Democrats had been hoping that voters would also slap down Republican governors that they think went too far. This primarily means WI governor Scott Walker, who has survived in spite of unions throwing the kitchen sink at him, and KS governor Sam Brownback who cut taxes and services and lived to tell about it. Walker's 2016 stock is rising.. Democrats made a big deal of putting these GOP policies on the ballot and they survived. The only bright spot for the left was seeing a few minimum wage increases get approved by voters.

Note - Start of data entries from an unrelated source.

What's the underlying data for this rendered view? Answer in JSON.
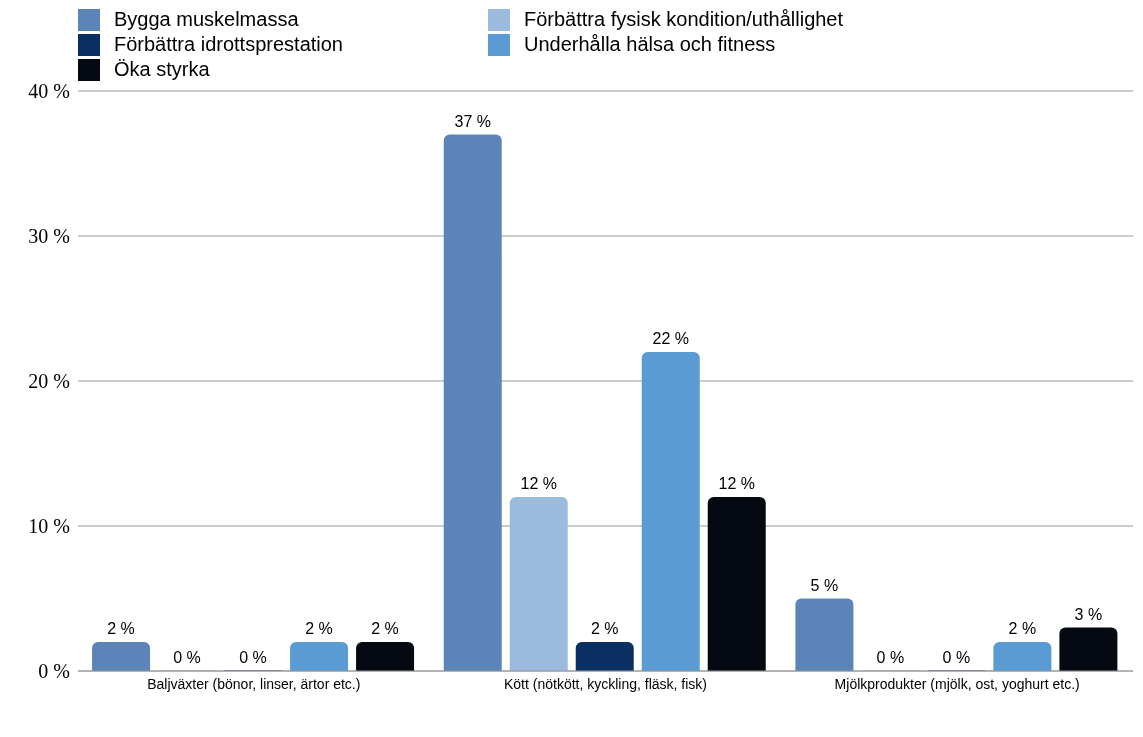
{
  "chart_data": {
    "type": "bar",
    "categories": [
      "Baljväxter (bönor, linser, ärtor etc.)",
      "Kött (nötkött, kyckling, fläsk, fisk)",
      "Mjölkprodukter (mjölk, ost, yoghurt etc.)"
    ],
    "series": [
      {
        "name": "Bygga muskelmassa",
        "color": "#5b84b8",
        "values": [
          2,
          37,
          5
        ],
        "value_labels": [
          "2 %",
          "37 %",
          "5 %"
        ]
      },
      {
        "name": "Förbättra fysisk kondition/uthållighet",
        "color": "#9bbbdc",
        "values": [
          0,
          12,
          0
        ],
        "value_labels": [
          "0 %",
          "12 %",
          "0 %"
        ]
      },
      {
        "name": "Förbättra idrottsprestation",
        "color": "#0c2f63",
        "values": [
          0,
          2,
          0
        ],
        "value_labels": [
          "0 %",
          "2 %",
          "0 %"
        ]
      },
      {
        "name": "Underhålla hälsa och fitness",
        "color": "#5b9bd3",
        "values": [
          2,
          22,
          2
        ],
        "value_labels": [
          "2 %",
          "22 %",
          "2 %"
        ]
      },
      {
        "name": "Öka styrka",
        "color": "#050a12",
        "values": [
          2,
          12,
          3
        ],
        "value_labels": [
          "2 %",
          "12 %",
          "3 %"
        ]
      }
    ],
    "ylim": [
      0,
      40
    ],
    "yticks": [
      {
        "value": 0,
        "label": "0 %"
      },
      {
        "value": 10,
        "label": "10 %"
      },
      {
        "value": 20,
        "label": "20 %"
      },
      {
        "value": 30,
        "label": "30 %"
      },
      {
        "value": 40,
        "label": "40 %"
      }
    ],
    "grid": "y",
    "legend": "top left"
  }
}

Here is left wing economist Dean Baker's take on GSE reform. He is afraid the government will be backstopping subprime mortgages, which I do not think is on the table. Also, he misunderstands the government is moving from an insurer role to a re-insurer role, with private capital taking the first 10% of losses. At any rate, I think he either does not understand or is misrepresenting what housing reform will do. And Dean Baker is a respected economist from the left, although he is an economist / ideologue in the mold of Paul Krugman. My point is that there will be a lot of partisan posturing and a lot of ideological collisions as the housing reform sausage gets made. The WH is most concerned with access to credit for underserved populations and probably imagines that its "disparate impact" theory on lending discrimination can take the place of hard quotas and targets.

Speaking of mortgage credit, it declined in August, according to the MBA Mortgage Credit Availability Index. However the decline was driven by the removal of special loan programs which only pertain to REO sales.